Antidotes are specific pharmacological agents that counteract the effects of poisons through defined mechanisms, representing a targeted therapeutic approach that complements general supportive and decontamination measures in the management of poisoning. While only a small fraction of poisoned patients receive a specific antidote, the timely administration of the appropriate antidote can be life-saving. Antidotes act through several distinct mechanisms, including receptor antagonism, chemical neutralization, metabolic modulation, and enhancement of elimination.
Naloxone is a competitive antagonist at mu, kappa, and delta opioid receptors with a high affinity for the mu receptor responsible for opioid-induced respiratory depression and analgesia. It reverses opioid effects within one to two minutes of intravenous administration. The standard initial dose is 0.04 to 0.4 mg intravenously, titrated to effect, though higher doses may be required for synthetic opioids such as fentanyl. Naloxone has a shorter half-life than most opioids, and repeated doses or continuous infusion may be necessary to prevent recurrence of respiratory depression after initial reversal. Intranasal and intramuscular formulations are available for administration by first responders and laypersons in community settings.
Flumazenil is a competitive antagonist at the benzodiazepine binding site of the GABA-A receptor, reversing the sedative and respiratory depressant effects of benzodiazepines. However, flumazenil use is controversial because it can precipitate acute withdrawal seizures in benzodiazepine-dependent patients and cause arrhythmias in patients with coexisting tricyclic antidepressant overdose. It is contraindicated in patients with a history of seizure disorders, chronic benzodiazepine use, or suspected co-ingestion of proconvulsant drugs. When used, flumazenil should be administered in small incremental doses of 0.1 to 0.2 mg rather than as a bolus.
N-Acetylcysteine (NAC) is the specific antidote for paracetamol (acetaminophen) poisoning and acts through multiple mechanisms. Its primary mechanism is replenishment of hepatic glutathione stores, which are depleted by the toxic metabolite NAPQI. NAC also directly reduces NAPQI, improves hepatic oxygen delivery, and has anti-inflammatory and antioxidant effects. NAC is most effective when administered within eight to ten hours of paracetamol ingestion, after which efficacy declines but remains beneficial even in late-presenting patients. The standard regimen involves a loading dose followed by maintenance infusions over 20 to 72 hours, depending on the protocol used and the clinical response.
Fomepizole is a competitive inhibitor of alcohol dehydrogenase, the enzyme responsible for the initial metabolism of methanol and ethylene glycol to their toxic metabolites. By blocking this first metabolic step, fomepizole prevents the formation of formic acid (from methanol) and glycolic and oxalic acids (from ethylene glycol), which cause metabolic acidosis, visual toxicity, and renal failure. Fomepizole has largely replaced ethanol infusion as the preferred therapy for these poisonings because of its predictable pharmacokinetics, favorable safety profile, and ease of dosing without the need for blood alcohol concentration monitoring.

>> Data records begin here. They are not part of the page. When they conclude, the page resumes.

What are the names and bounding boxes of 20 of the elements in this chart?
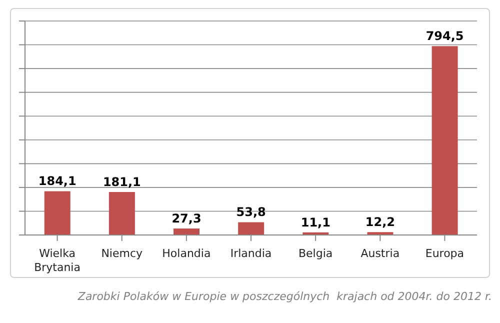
x-tick-label: Holandia: [162, 247, 211, 260]
data-label: 53,8: [236, 205, 266, 220]
x-tick-label: Irlandia: [230, 247, 272, 260]
x-tick-label: Niemcy: [101, 247, 144, 260]
data-label: 794,5: [426, 29, 464, 44]
x-tick-label: Belgia: [298, 247, 333, 260]
data-label: 184,1: [38, 174, 76, 188]
data-label: 12,2: [365, 215, 396, 230]
data-label: 27,3: [172, 212, 202, 226]
text: Zarobki Polaków w Europie w poszczególnych krajach od 2004r. do 2012 r.: [76, 290, 492, 303]
x-tick-label: Austria: [360, 247, 400, 260]
bar: [238, 222, 264, 235]
bar: [174, 228, 200, 235]
bar: [432, 46, 458, 235]
x-tick-label: Wielka Brytania: [34, 247, 80, 274]
data-label: 181,1: [102, 174, 141, 189]
bar: [108, 192, 135, 235]
data-label: 11,1: [300, 215, 330, 230]
x-tick-label: Europa: [425, 247, 464, 260]
bar: [44, 191, 70, 235]
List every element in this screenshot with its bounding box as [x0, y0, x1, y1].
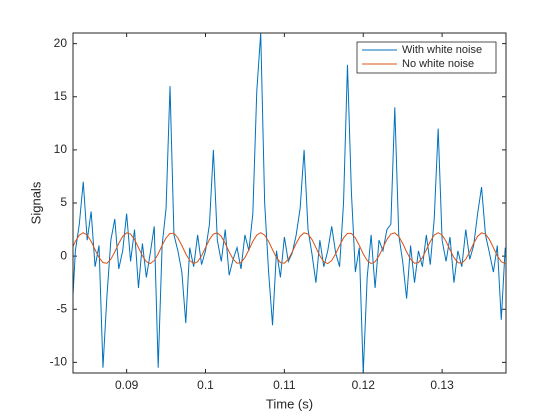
y-tick-label: 5	[60, 195, 67, 209]
axes-box	[72, 32, 507, 374]
data-line	[73, 232, 506, 265]
y-tick-label: -10	[50, 355, 68, 369]
legend-label: With white noise	[402, 44, 482, 56]
y-tick-label: 15	[54, 89, 68, 103]
x-tick-label: 0.13	[430, 378, 454, 392]
x-axis-label: Time (s)	[266, 396, 313, 411]
legend-box	[356, 41, 497, 74]
legend-label: No white noise	[402, 58, 474, 70]
y-tick-label: 10	[54, 142, 68, 156]
x-tick-label: 0.12	[352, 378, 376, 392]
x-tick-label: 0.1	[197, 378, 214, 392]
data-line	[73, 33, 506, 373]
y-tick-label: -5	[56, 301, 67, 315]
y-axis-label: Signals	[28, 181, 43, 224]
legend: With white noise No white noise	[356, 41, 497, 74]
x-tick-label: 0.11	[273, 378, 296, 392]
plot-area	[73, 33, 506, 373]
y-tick-label: 0	[60, 248, 67, 262]
y-tick-label: 20	[54, 36, 68, 50]
x-tick-label: 0.09	[115, 378, 139, 392]
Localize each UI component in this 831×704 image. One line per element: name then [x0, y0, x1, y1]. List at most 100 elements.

Digoxin immune Fab (Digibind) consists of antibody fragments that bind digoxin and digitoxin with high affinity, forming inactive complexes that are eliminated by the kidneys. It is indicated for life-threatening digoxin toxicity, including hemodynamically significant arrhythmias, hyperkalemia, and massive overdose. Clinical improvement typically occurs within 30 to 60 minutes of administration. Dosing is based on the ingested dose or steady-state serum digoxin concentration. Rebound toxicity can occur in patients with renal impairment as the antibody-toxin complexes dissociate over time.
Physostigmine is a reversible acetylcholinesterase inhibitor that increases acetylcholine concentrations at central and peripheral synapses, counteracting the anticholinergic effects of drugs such as atropine, diphenhydramine, and tricyclic antidepressants. It is indicated specifically for anticholinergic delirium but should be used with caution due to the risk of bradycardia, seizures, and bronchospasm. Physostigmine is contraindicated in patients with conduction abnormalities, asthma, or suspected overdose of drugs that slow cardiac conduction.
Limitations of antidotal therapy include the requirement for early administration, the potential for adverse effects, the limited availability of certain antidotes, and the fact that antidotes address only specific toxic effects rather than reversing all consequences of poisoning. Antidotes should never replace comprehensive supportive care, and their use must be guided by careful assessment of the risks and benefits in each case. Regional poison control centers maintain inventories of rarely used antidotes and can facilitate their procurement in emergency situations.